Eventually the warchief is wounded enough to turn tail and run (an event that’s presented by the camera swirling to the warchief’s position as he delivers the equivalent of a “I’ll get you next time!”) line, and the battle—if I choose to—turns into a pursuit sequence from there. I was out of arrows, which I could’ve used to leg the warchief and slow him down, so I had to chase him as he fled through the open world. This wasn’t simple platforming; to close the gap I had to seek out tiny shortcuts and jab the sprint button whenever I fell from a decent height, a micro QTE that grants Talion a small speed boost.

Once I caught him, killing him was easy—without having to fend off his bodyguards, taking him down was relatively simple, button-mashy work.
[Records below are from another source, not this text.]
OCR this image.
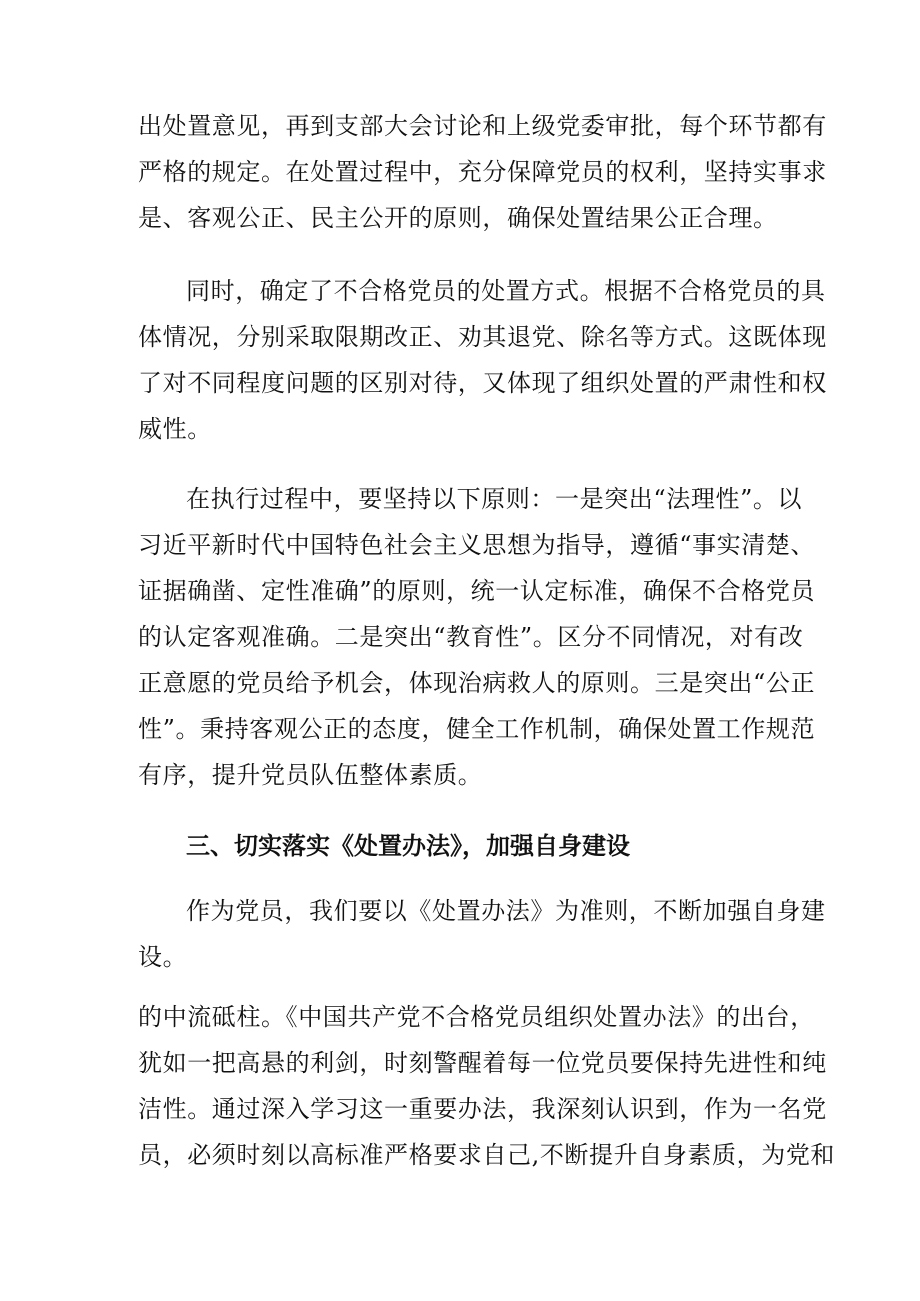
出处置意见，再到支部大会讨论和上级党委审批，每个环节都有
严格的规定。在处置过程中，充分保障党员的权利，坚持实事求
是、客观公正、民主公开的原则，确保处置结果公正合理。

同时，确定了不合格党员的处置方式。根据不合格党员的具
体情况，分别采取限期改正、劝其退党、除名等方式。这既体现
了对不同程度问题的区别对待，又体现了组织处置的严肃性和权
威性。

在执行过程中，要坚持以下原则：一是突出“法理性”。以
习近平新时代中国特色社会主义思想为指导，遵循“事实清楚、
证据确凿、定性准确”的原则，统一认定标准，确保不合格党员
的认定客观准确。二是突出“教育性”。区分不同情况，对有改
正意愿的党员给予机会，体现治病救人的原则。三是突出“公正
性”。秉持客观公正的态度，健全工作机制，确保处置工作规范
有序，提升党员队伍整体素质。

三、切实落实《处置办法》，加强自身建设

作为党员，我们要以《处置办法》为准则，不断加强自身建
设。

的中流砥柱。《中国共产党不合格党员组织处置办法》的出台，
犹如一把高悬的利剑，时刻警醒着每一位党员要保持先进性和纯
洁性。通过深入学习这一重要办法，我深刻认识到，作为一名党
员，必须时刻以高标准严格要求自己,不断提升自身素质，为党和
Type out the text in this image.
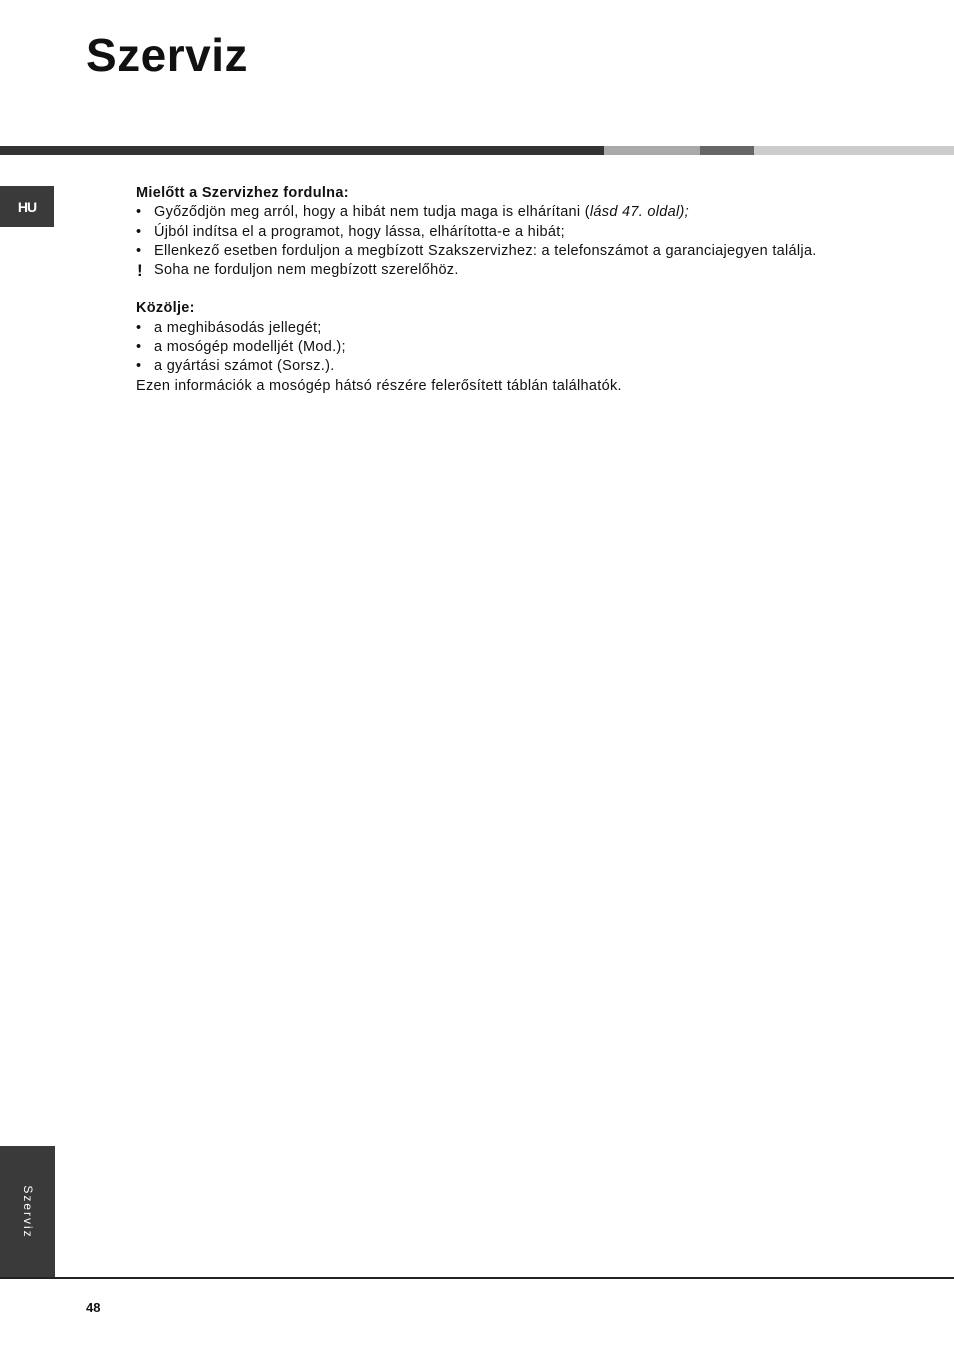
Szerviz
HU
Mielőtt a Szervizhez fordulna:
• Győződjön meg arról, hogy a hibát nem tudja maga is elhárítani (lásd 47. oldal);
• Újból indítsa el a programot, hogy lássa, elhárította-e a hibát;
• Ellenkező esetben forduljon a megbízott Szakszervizhez: a telefonszámot a garanciajegyen találja.
! Soha ne forduljon nem megbízott szerelőhöz.
Közölje:
• a meghibásodás jellegét;
• a mosógép modelljét (Mod.);
• a gyártási számot (Sorsz.).

Ezen információk a mosógép hátsó részére felerősített táblán találhatók.

Szerviz
48
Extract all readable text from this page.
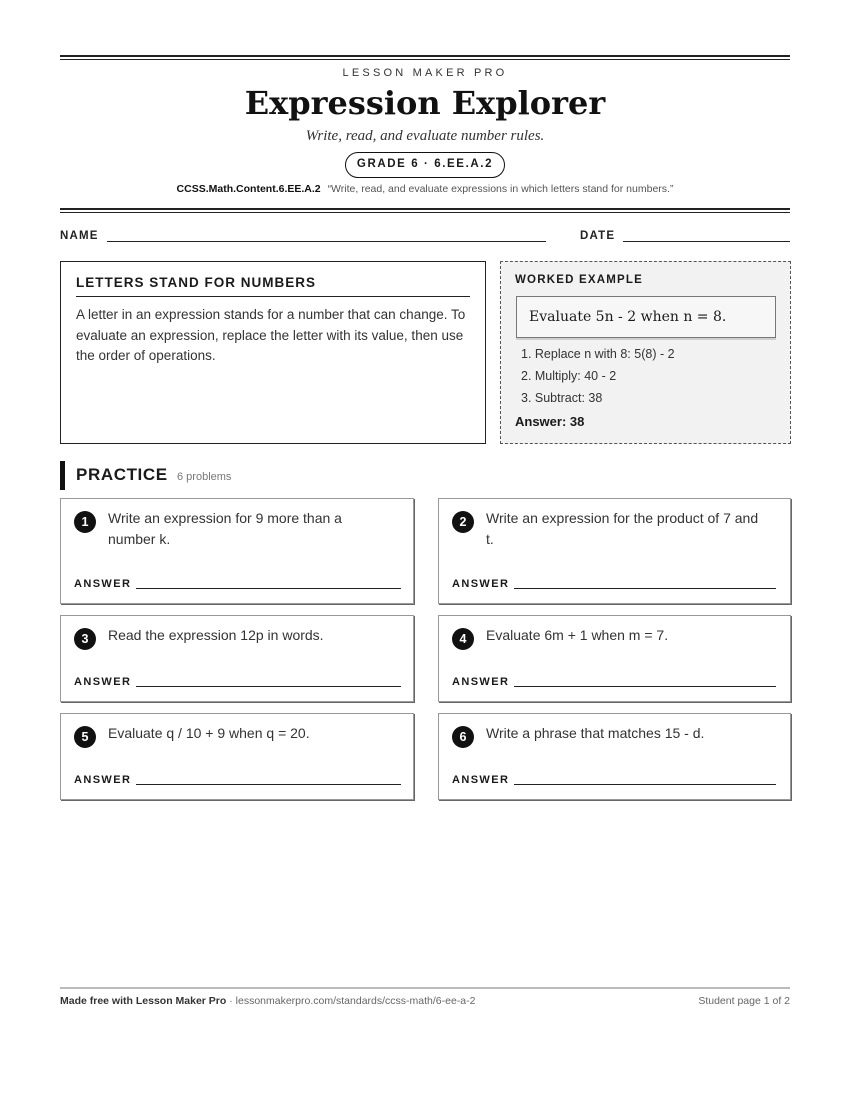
LESSON MAKER PRO
Expression Explorer
Write, read, and evaluate number rules.
GRADE 6 · 6.EE.A.2
CCSS.Math.Content.6.EE.A.2 “Write, read, and evaluate expressions in which letters stand for numbers.”
NAME	DATE
LETTERS STAND FOR NUMBERS
A letter in an expression stands for a number that can change. To evaluate an expression, replace the letter with its value, then use the order of operations.
WORKED EXAMPLE
Evaluate 5n - 2 when n = 8.
1. Replace n with 8: 5(8) - 2
2. Multiply: 40 - 2
3. Subtract: 38
Answer: 38
PRACTICE 6 problems
1	Write an expression for 9 more than a number k.
ANSWER
2	Write an expression for the product of 7 and t.
ANSWER
3	Read the expression 12p in words.
ANSWER
4	Evaluate 6m + 1 when m = 7.
ANSWER
5	Evaluate q / 10 + 9 when q = 20.
ANSWER
6	Write a phrase that matches 15 - d.
ANSWER
Made free with Lesson Maker Pro · lessonmakerpro.com/standards/ccss-math/6-ee-a-2	Student page 1 of 2
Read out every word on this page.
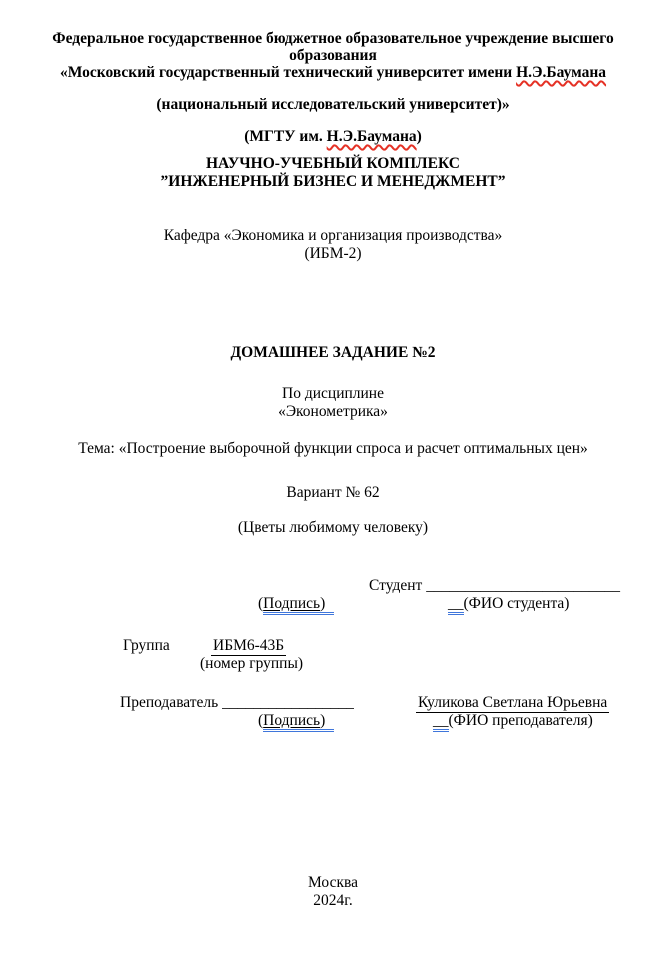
Федеральное государственное бюджетное образовательное учреждение высшего
образования
«Московский государственный технический университет имени Н.Э.Баумана
(национальный исследовательский университет)»
(МГТУ им. Н.Э.Баумана)
НАУЧНО-УЧЕБНЫЙ КОМПЛЕКС
”ИНЖЕНЕРНЫЙ БИЗНЕС И МЕНЕДЖМЕНТ”
Кафедра «Экономика и организация производства»
(ИБМ-2)
ДОМАШНЕЕ ЗАДАНИЕ №2
По дисциплине
«Эконометрика»
Тема: «Построение выборочной функции спроса и расчет оптимальных цен»
Вариант № 62
(Цветы любимому человеку)
Студент _________________________
(Подпись)	__(ФИО студента)
Группа	ИБМ6-43Б
(номер группы)
Преподаватель _________________	Куликова Светлана Юрьевна
(Подпись)	__(ФИО преподавателя)
Москва
2024г.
With the warchief dead, my lieutenant was promoted to take his place—something that only happened because he was lucky enough to survive the coup d'état attempt.

My brief time with Shadow of Mordor was encouraging, but what’s unclear, and admittedly difficult to convey in the context of a half-hour demo, is how the game’s early, middle, and late game will differ, if much at all. What happens after you install four warchiefs? Do new sections of the world unlock over time? When I asked Monolith about what the game’s ultimate win state is, all I got back was this cloudy comment from the game’s director of design, Michael de Plater: “The Initial Goals are to discover why Talion was denied death after he was sacrificed on the Black Gate, and to discover the identity of the Wraith. The ultimate goal is something we want players to experience, but it does include realizing the full power of the Wraith.” And on progression: “We aren’t revealing everything now, but there is more to come. Other weapon upgrades include unlocking Weapon Powers (special rechargeable abilities), earning experience to unlock Abilities (on separate Wraith and Ranger Trees).”

Monolith’s Nemesis system is a fascinating direction for a big-budget game, but if Shadow amounts to simply seeking out camps, assassinating or mind-controlling leaders, and repeating this process ad nauseum through Mordor until your weapons are fully upgraded, I’m worried that the appeal will evaporate after a few hours. What I’m hoping for are that some truly unique, massive-scale scripted moments will be in the game alongside the enjoyable, but potentially repetitive sandboxy stuff. I’m told that the mission types will range from “story missions, side missions, power struggles, artifacts and collectibles opportunities, and hunting and survival challenges to name some,” but it’s unclear whether these encounters will be fundamentally different.